[Book Review] Invisible



Sometimes we come across books for the weirdest reasons.

I had never heard of Paul Auster and still can’t believe how lucky I was to discover about him in such an unorthodox way. Being a FC Bayern Munich fan, I was scrolling around on Tumblr one day, in a period when all players were on vacations and saw a photo of my favorite player (and one of my favorite people, if it is possible to make such a list), Bastian Schweinsteiger, reading a book at a beach in Miami, completely focused, while his gorgeous girlfriend stood beside him, ignored for a while in favor of what he was reading. Yes, I have proof:

So  of course this must be a hell of a book. I googled the author, found out which book it was and, about a month later, bought it, imagining it would be just another great, regular thriller.

I couldn’t have been more surprised. I don’t think I have read something as innovative as Invisible (Paul Auster, St. Martin’s Press, Paperback 308 pages) since I was in high school and was introduced to Brazilian Modernism. This book is so wildly new, fresh and brilliant I hope I manage to find words to show at least half of what I felt about it.

The story revolves around Adam Walker, a young student at Columbia University and aspiring author. In 1967, Walker meets a couple at a party: the beautiful, seductive, mysterious Margot and Rudolf Born, a strong, loud, polemic man. The tiniest event that will, however, change his life forever: as his relationship with both Margot and Born develops, a chain of events (which I will not, of course, reveal) lead to a profound change in Walker’s character, turning his life upside down and leaving him alone to pick up the pieces of his developing personality. I can’t say much about the story itself without spoiling it, but I can talk about the technicalities of the book, which are exactly what make it such a masterpiece.
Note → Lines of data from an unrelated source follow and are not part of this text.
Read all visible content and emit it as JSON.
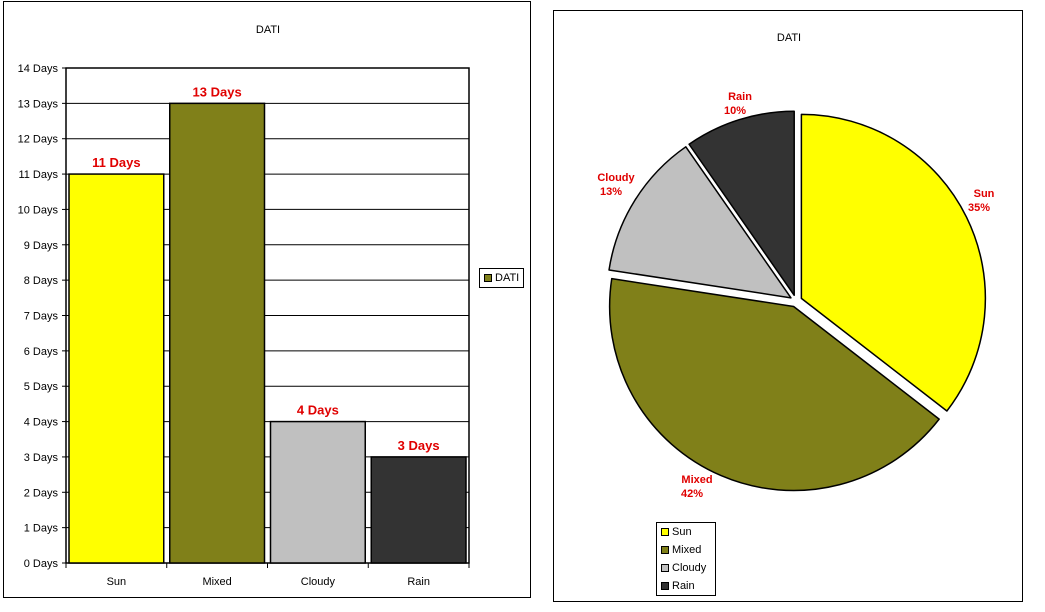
{
  "charts": [
    {
      "type": "bar",
      "title": "DATI",
      "categories": [
        "Sun",
        "Mixed",
        "Cloudy",
        "Rain"
      ],
      "values": [
        11,
        13,
        4,
        3
      ],
      "data_labels": [
        "11 Days",
        "13 Days",
        "4 Days",
        "3 Days"
      ],
      "colors": [
        "#ffff00",
        "#808019",
        "#c0c0c0",
        "#333333"
      ],
      "label_color": "#e00000",
      "ylim": [
        0,
        14
      ],
      "y_ticks": [
        "0 Days",
        "1 Days",
        "2 Days",
        "3 Days",
        "4 Days",
        "5 Days",
        "6 Days",
        "7 Days",
        "8 Days",
        "9 Days",
        "10 Days",
        "11 Days",
        "12 Days",
        "13 Days",
        "14 Days"
      ],
      "grid": true,
      "legend": {
        "position": "right",
        "entries": [
          "DATI"
        ],
        "color": "#808019"
      }
    },
    {
      "type": "pie",
      "title": "DATI",
      "categories": [
        "Sun",
        "Mixed",
        "Cloudy",
        "Rain"
      ],
      "values": [
        11,
        13,
        4,
        3
      ],
      "percent_labels": [
        "35%",
        "42%",
        "13%",
        "10%"
      ],
      "colors": [
        "#ffff00",
        "#808019",
        "#c0c0c0",
        "#333333"
      ],
      "label_color": "#e00000",
      "legend": {
        "position": "bottom-left",
        "entries": [
          "Sun",
          "Mixed",
          "Cloudy",
          "Rain"
        ]
      }
    }
  ]
}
The book is divided in four parts, all written by different narrators, who tell us four parts of the same story, Walker’s story, from four different points of view. This is where Auster reveals his genius: every part is written in a completely different style, as if real people had actually sat down with a pen and handwritten their quarter of the story. The vocabulary is different, the phrasing is different, the pace is different – even the information each character shares is different from the others, making us eternally skeptical of what each one is saying and, by the end, completely paranoid, trying to figure out which version is true. To make this immersion in each character’s mind even more complete – and, therefore, each line that is written less neutral and objective -, Auster uses no signals on dialogues. Without a “, ‘, or -, the reader is compelled to read through the entire book as fast as possible, the voices are mixed during long dialogues, we lose ourselves inside characters only to have this attachment cut on the next part.
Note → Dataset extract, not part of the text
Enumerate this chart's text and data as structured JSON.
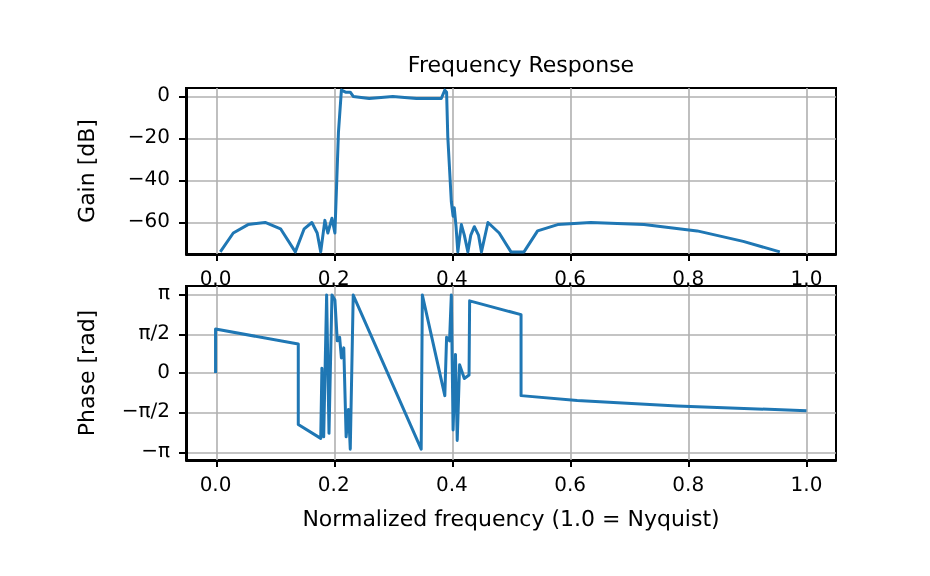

The fact that Walker is writing a book is also part of what makes Invisible so great: Auster seems to put pieces of himself in Walker and the entire book mixes itself with the struggle of writing a novel, making the reader wonder how much the character’s frustration is also Auster’s. Very metalinguistical, the author’s ability to play with text and texture, words and phrasing, prose and poetry, styles and personalities is one of a kind. I had never read anything alike and I’m not sure if I ever will.

I can’t find words precise enough to describe how much I loved this. Who would say that a soccer player would introduce me to one of the most intriguing books I have ever read? Just as I was pleasantly surprised to find out about it, I hope I managed to do Invisible some justice and that, just maybe, someone might end up reading this review and giving the book a chance as well. Maybe it’s too ambitious of me, but as one of the most brilliant lines on the book puts it, I believe we all live by

“Never nothing but the dream of nothing / Never anything but the dream of all”.